Novis civibus S.C. suffragium datum est.

Q. Metellus Pius, qui partes optimatium secutus erat, cum in Africa bellum moliretur, a C. Fabio praetore pulsus est, senatusque consultum per factionem Carbonis et Marianarum partium factum est, ut omnes ubique exercitus dimitterentur.

Libertini in quinque et XXX tribus distributi sunt.

Praeterea belli apparatum, quod contra Sullam excitabatur, continet.

From book 84

Sulla replied to the envoys who had been sent by the Senate that he would submit to the authority of the Senate if the rights of the citizens who had been expelled by Cinna and fled to him, were restored. Although this demand appeared to be reasonable to the Senate, Carbo and his faction, to whom war seemed more useful, prevented an agreement. When the same Carbo wanted to ask for hostages from all Italian towns and colonies, to secure their loyalty against Sulla, this was prevented by a unified Senate.

By senatorial decree, the new citizens received the right to vote.

After Quintus Metellus Pius, who had embraced the politics of the optimates and provoked a war in Africa, had been defeated by praetor Gaius Fabius, the faction of Carbo and the adherents of Marius passed a senatorial decree that all armies everywhere ought to be disbanded.

Freedmen were registered in the thirty-five voting districts.

It [book 84] also contains an account of the preparations of the war that was to be launched against Sulla.

Ex libro LXXXV

Sulla in Italiam cum exercitu traiecit, missisque legatis, qui de pace agerent, et ab cos. C. Norbano violatis eumdem Norbanum proelio vicit. Et cum L. Scipionis (alterius cos.) cum quo per omnia id egerat ut pacem iungeret nec potuerat, castra oppugnaturus esset, universus exercitus consulis, sollicitatus per emissos a Sulla milites, signa ad Sullam transtulit. Scipio cum occidi posset, dimissus est.

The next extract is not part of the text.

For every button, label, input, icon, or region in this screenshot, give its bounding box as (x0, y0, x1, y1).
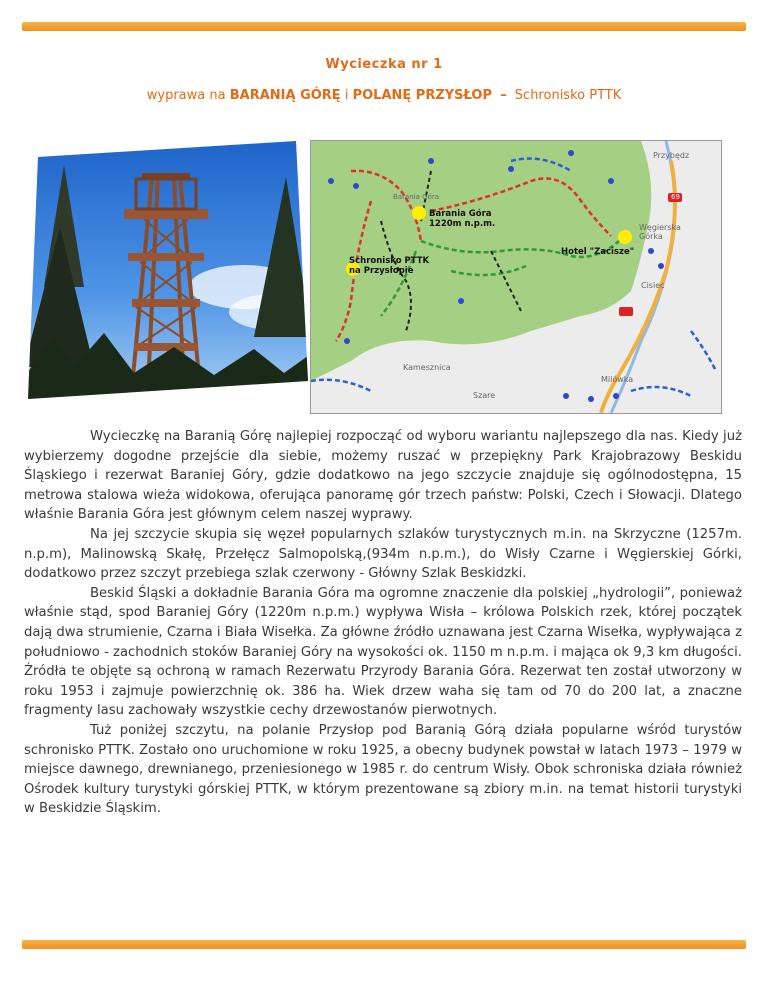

Cn. Pompeius (Cn. Pompei eius qui Asculum ceperat filius) conscripto voluntariorum exercitum cum tribus legionibus ad Sullam venerat, ad quem se nobilitas omnis conferebat, ita ut deserta urbe ad castra veniretur.

Praeterea expeditiones per totam Italiam utriusque partis ducum referuntur.

From book 85
[83] When Sulla crossed into Italy with his army, he sent envoys to talk about peace, but when they were maltreated by consul Gaius Norbanus, he defeated this same Norbanus in battle. And when he was about to attack the camp of Lucius Scipio (the other consul), with whom he had unsuccessfully tried to reach an agreement, the entire consular army, invited by soldiers sent by Sulla, transferred its allegiance to Sulla. Scipio, who might have been killed, was released.

Gnaeus Pompey (the son of the Gnaeus Pompeius who had captured Asculum) conscripted a three-legion army of volunteers and went to Sulla, to whom all leading men of Rome made their way as well, and because of this going to the camp, the city seemed abandoned.

It [book 84] also contains an account of the expeditions of war leaders of both sides all over Italy.